Nous déclarons que .
1. La révolution dans la langue anglaise est un fait accompli.
2. L'imagination en quête d'un monde fabuleux est autonome et illimitée.
(La prudence est une vieille fille riche et laide courtisée par l'Incapacité.. Blake)
3. La poésie pure est un absolu lyrique qui cherche une réalité a priori à l'intérieur de nous- même
(Sortes nombres, poids et mesures en cas de disette. Blake)
4. La narration n'est pas simple anecdote, mais la projection d'une métamorphose de la réalité.
5. L'expression de ces concepts peut s'obtenir seulement à travers la rythmique « hallucination du mot » (Rimbaud).
6. Le créateur littéraire a le droit de désintégrer la substance première, les mots qui lui sont imposés par les manuels et les dictionnaires.
(La route de l'excès conduit au Palais de la Sagesse... Blake)
7. Il a le droit de recourir à des mots qu'il a lui-même façonnés et de ne pas se soucier des lois grammaticales et syntactiques existantes.
(Les tigres de la colère sont plus avisés que les chevaux de l’instruction … Blake)
8. La « litanie des mots » est admise en tant qu'unité indépendante.
9. Nous ne nous soucions pas de la propagation d'idées sociologiques, sauf pour libérer les éléments créateurs du poids de l'idéologie actuelle.
10. Le temps est une tyrannie qui doit être abolie.
11. L'écrivain exprime.
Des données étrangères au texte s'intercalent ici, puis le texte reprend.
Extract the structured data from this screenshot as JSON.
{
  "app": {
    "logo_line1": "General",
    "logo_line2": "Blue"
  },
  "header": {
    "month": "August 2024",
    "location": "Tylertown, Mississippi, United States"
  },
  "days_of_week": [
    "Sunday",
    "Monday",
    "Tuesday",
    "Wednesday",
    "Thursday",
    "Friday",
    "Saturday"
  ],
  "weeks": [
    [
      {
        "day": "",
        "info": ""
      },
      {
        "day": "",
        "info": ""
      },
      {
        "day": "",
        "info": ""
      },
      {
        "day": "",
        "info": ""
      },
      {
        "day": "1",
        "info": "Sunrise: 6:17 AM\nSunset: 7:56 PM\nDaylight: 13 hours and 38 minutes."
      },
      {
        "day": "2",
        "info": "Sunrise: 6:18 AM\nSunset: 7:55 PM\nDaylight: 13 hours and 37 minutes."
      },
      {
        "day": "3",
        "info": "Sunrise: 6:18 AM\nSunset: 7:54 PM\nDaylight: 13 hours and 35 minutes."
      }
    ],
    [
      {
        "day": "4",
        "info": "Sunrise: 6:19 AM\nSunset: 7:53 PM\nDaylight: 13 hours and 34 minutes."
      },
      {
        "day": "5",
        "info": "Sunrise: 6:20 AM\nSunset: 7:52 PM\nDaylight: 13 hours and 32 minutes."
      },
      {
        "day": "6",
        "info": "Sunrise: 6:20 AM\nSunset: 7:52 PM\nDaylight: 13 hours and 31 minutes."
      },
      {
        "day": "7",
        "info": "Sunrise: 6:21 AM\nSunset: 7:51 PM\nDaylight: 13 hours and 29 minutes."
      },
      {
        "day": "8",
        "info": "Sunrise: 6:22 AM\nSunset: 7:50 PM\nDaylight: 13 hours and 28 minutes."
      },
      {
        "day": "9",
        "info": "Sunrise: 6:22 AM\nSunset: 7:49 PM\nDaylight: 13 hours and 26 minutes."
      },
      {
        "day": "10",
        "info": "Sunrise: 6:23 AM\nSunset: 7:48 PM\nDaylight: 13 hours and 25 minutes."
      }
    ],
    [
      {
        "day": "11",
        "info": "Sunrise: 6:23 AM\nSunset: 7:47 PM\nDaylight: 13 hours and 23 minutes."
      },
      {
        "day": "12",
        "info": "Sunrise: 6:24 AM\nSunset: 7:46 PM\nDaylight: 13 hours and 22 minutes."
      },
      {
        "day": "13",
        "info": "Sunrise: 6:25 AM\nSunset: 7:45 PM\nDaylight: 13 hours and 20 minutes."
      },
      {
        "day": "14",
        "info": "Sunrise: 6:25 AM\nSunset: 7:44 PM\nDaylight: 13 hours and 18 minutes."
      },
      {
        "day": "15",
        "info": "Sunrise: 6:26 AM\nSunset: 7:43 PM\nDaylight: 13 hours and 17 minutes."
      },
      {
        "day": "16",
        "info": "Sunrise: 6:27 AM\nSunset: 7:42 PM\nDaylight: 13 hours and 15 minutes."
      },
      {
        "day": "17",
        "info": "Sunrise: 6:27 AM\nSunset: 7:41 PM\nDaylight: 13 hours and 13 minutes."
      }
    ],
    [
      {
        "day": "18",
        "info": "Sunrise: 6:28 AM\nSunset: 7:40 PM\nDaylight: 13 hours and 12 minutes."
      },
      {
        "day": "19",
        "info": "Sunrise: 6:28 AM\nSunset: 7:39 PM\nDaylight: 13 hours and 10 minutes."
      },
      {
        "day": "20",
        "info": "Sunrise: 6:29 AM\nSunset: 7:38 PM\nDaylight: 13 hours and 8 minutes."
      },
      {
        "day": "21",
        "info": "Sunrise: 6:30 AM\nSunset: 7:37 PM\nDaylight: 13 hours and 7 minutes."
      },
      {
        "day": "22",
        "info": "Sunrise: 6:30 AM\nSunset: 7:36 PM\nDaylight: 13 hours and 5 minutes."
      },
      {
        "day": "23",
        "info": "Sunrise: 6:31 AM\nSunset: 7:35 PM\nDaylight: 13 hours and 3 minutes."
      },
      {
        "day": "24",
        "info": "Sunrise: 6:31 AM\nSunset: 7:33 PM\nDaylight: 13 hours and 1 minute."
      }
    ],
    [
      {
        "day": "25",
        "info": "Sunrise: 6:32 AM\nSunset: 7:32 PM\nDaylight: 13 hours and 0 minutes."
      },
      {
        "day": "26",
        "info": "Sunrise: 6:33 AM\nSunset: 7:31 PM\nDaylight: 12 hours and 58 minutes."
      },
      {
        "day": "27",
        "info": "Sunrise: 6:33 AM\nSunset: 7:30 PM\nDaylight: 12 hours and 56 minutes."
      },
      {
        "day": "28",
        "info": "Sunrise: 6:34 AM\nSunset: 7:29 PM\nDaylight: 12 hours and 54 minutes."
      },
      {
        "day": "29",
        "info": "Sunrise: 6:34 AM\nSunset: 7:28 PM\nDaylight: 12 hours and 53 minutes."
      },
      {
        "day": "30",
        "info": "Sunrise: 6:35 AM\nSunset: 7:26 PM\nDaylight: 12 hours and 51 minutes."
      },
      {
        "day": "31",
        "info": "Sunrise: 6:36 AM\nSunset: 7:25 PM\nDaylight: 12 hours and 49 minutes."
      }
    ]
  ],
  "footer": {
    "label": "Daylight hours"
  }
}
Il ne communique pas.
12. Au diable le lecteur ordinaire.
(Au diable les liens ! Vive la détente !... Blake)
Signé : Kay Boyle, Whit Burnett, Hart Crâne, Caresse Crosby, Harry Crosby, Martha Foley, Stuart Gilbert, A L. Gillespie, Leigh Hoffman, Eugene Jolas, Elliot Paul, Douglas Rigby, Théo Rutra, Robert Sage, Harold J. Salemson, Laurence Vail.
LA POESIE EST VERTICALE
1. Dans un monde régi par l'hypnose du positivisme, nous proclamons l'autonomie de la vision poétique, l'hégémonie de la vie intérieure sur la vie extérieure.
2. Nous rejetons le postulat selon lequel la personnalité créatrice serait un pur facteur de la conception pragmatique du progrès, et sa fonction la configuration d'un monde vitaliste.
3. Nous sommes contre le renouveau de l'idéal classique, parce qu'il mène inévitablement à une conformité décorative réactionnaire, à un sens factice de l'harmonie, à la stérilité de l'imagination vivante.
Nous croyons que les forces orphiques doivent être protégées de la détérioration, quel que soit le système social qui triomphe en fin de compte.
4. La volonté esthétique n'est pas la loi première. C'est dans l'immédiateté de la révélation extatique, dans le mouvement a-logique de la psyché, dans le rythme organique de la vision que l'acte créateur advient.
5. La réalité de la profondeur peut se conquérir par une conjuration médiumnique volontaire, par une stupeur qui procède de l'irrationnel vers un monde au-delà d'un monde.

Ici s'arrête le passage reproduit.